Si jamais un choc se produisait sur le marché de la dette française, le trou dans la caisse publique serait la somme des besoins à CT et à LT, soit un peu moins de 360 milliards d’euros que les fonctionnaires doivent désespérément gratter chaque année.
Ce montant ahurissant est à mettre en regard avec le budget de l’Etat, environ 370 milliards. Qui a dit « foutu » ?
La « cavalerie » ne s’apparente-t-elle pas à un schéma dit de Ponzi ? D’autre part cet article ne mentionne pas les « hors-bilan » judicieusement crées par Alain Juppé pour ravaler la façade de la Maison France déjà sérieusement décrépie en 1996 ! Avec les hors-bilan la dette totale de l’Etat avoisine 2,5 fois le PIB si tant est que la notion même de PIB a encore une signification puisqu’il y est inclus ce que la France emprunte, 500 millions d’euros par jour… Ce pays est foutu (selon H16) !
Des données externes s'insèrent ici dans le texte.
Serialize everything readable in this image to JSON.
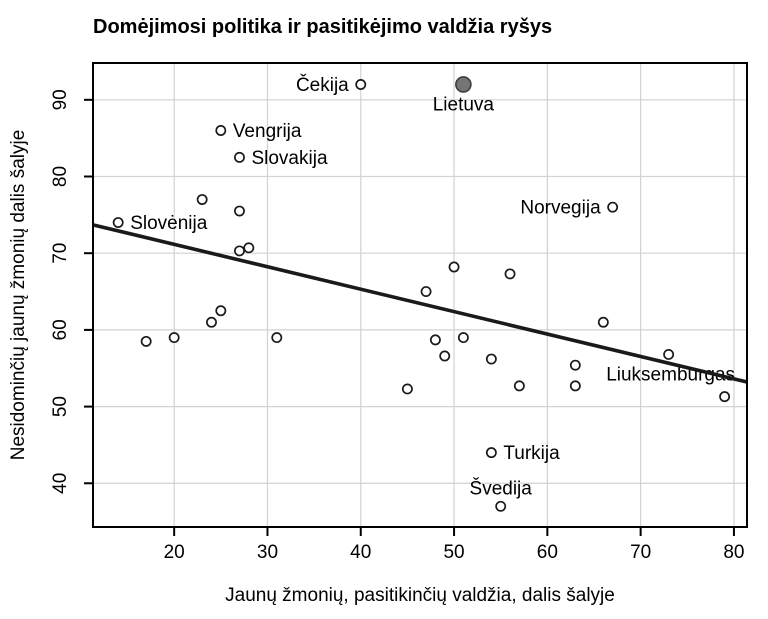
{
  "chart_data": {
    "type": "scatter",
    "title": "Domėjimosi politika ir pasitikėjimo valdžia ryšys",
    "xlabel": "Jaunų žmonių, pasitikinčių valdžia, dalis šalyje",
    "ylabel": "Nesidominčių jaunų žmonių dalis šalyje",
    "xlim": [
      11.3,
      81.4
    ],
    "ylim": [
      34.3,
      94.8
    ],
    "xticks": [
      20,
      30,
      40,
      50,
      60,
      70,
      80
    ],
    "yticks": [
      40,
      50,
      60,
      70,
      80,
      90
    ],
    "grid": true,
    "legend": "none",
    "points": [
      {
        "x": 40,
        "y": 92,
        "label": "Čekija",
        "labelPos": "left"
      },
      {
        "x": 51,
        "y": 92,
        "label": "Lietuva",
        "labelPos": "below",
        "filled": true
      },
      {
        "x": 25,
        "y": 86,
        "label": "Vengrija",
        "labelPos": "right"
      },
      {
        "x": 27,
        "y": 82.5,
        "label": "Slovakija",
        "labelPos": "right"
      },
      {
        "x": 14,
        "y": 74,
        "label": "Slovėnija",
        "labelPos": "right"
      },
      {
        "x": 67,
        "y": 76,
        "label": "Norvegija",
        "labelPos": "left"
      },
      {
        "x": 73,
        "y": 56.8,
        "label": "Liuksemburgas",
        "labelPos": "below-left"
      },
      {
        "x": 54,
        "y": 44,
        "label": "Turkija",
        "labelPos": "right"
      },
      {
        "x": 55,
        "y": 37,
        "label": "Švedija",
        "labelPos": "above"
      },
      {
        "x": 23,
        "y": 77
      },
      {
        "x": 27,
        "y": 75.5
      },
      {
        "x": 17,
        "y": 58.5
      },
      {
        "x": 20,
        "y": 59
      },
      {
        "x": 24,
        "y": 61
      },
      {
        "x": 25,
        "y": 62.5
      },
      {
        "x": 27,
        "y": 70.3
      },
      {
        "x": 28,
        "y": 70.7
      },
      {
        "x": 31,
        "y": 59
      },
      {
        "x": 45,
        "y": 52.3
      },
      {
        "x": 47,
        "y": 65
      },
      {
        "x": 48,
        "y": 58.7
      },
      {
        "x": 49,
        "y": 56.6
      },
      {
        "x": 50,
        "y": 68.2
      },
      {
        "x": 51,
        "y": 59
      },
      {
        "x": 54,
        "y": 56.2
      },
      {
        "x": 56,
        "y": 67.3
      },
      {
        "x": 57,
        "y": 52.7
      },
      {
        "x": 63,
        "y": 55.4
      },
      {
        "x": 63,
        "y": 52.7
      },
      {
        "x": 66,
        "y": 61
      },
      {
        "x": 79,
        "y": 51.3
      }
    ],
    "trendline": {
      "x1": 11.3,
      "y1": 73.7,
      "x2": 81.4,
      "y2": 53.2
    },
    "colors": {
      "background": "#ffffff",
      "text": "#000000",
      "axis": "#000000",
      "grid": "#d2d2d2",
      "trend_line": "#1a1a1a",
      "point_stroke": "#1a1a1a",
      "point_fill": "#ffffff",
      "filled_point_fill": "#757575",
      "filled_point_stroke": "#3d3d3d"
    }
  }
}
Il n’y a pas que le hors-bilan.
Il faut aussi tenir compte des dettes implicites, comme les engagements de couvrir les dépôts bancaires (ou les garanties aux prêteurs à la Grèce…).
Selon moi la leçon de l’envol des dettes publiques après 2008, c’est que les réglementations, garanties, taux d’intérêt arbitraire et autres interférences étatiques ont des conséquences financières implicites que les politiciens se gardent bien de chiffrer, et dont cet envol nous donne une idée de l’ampleur.
Beaucoup d’illusions restent donc à dissiper, et un État plus modeste et respectueux des harmonies économiques (Bastiat) sera à reconstruire.
Mais attention le socialisme s’opposera par tous les moyens à cette désillusion, et cherchera encore à se nourrir des calamités qu’il cause.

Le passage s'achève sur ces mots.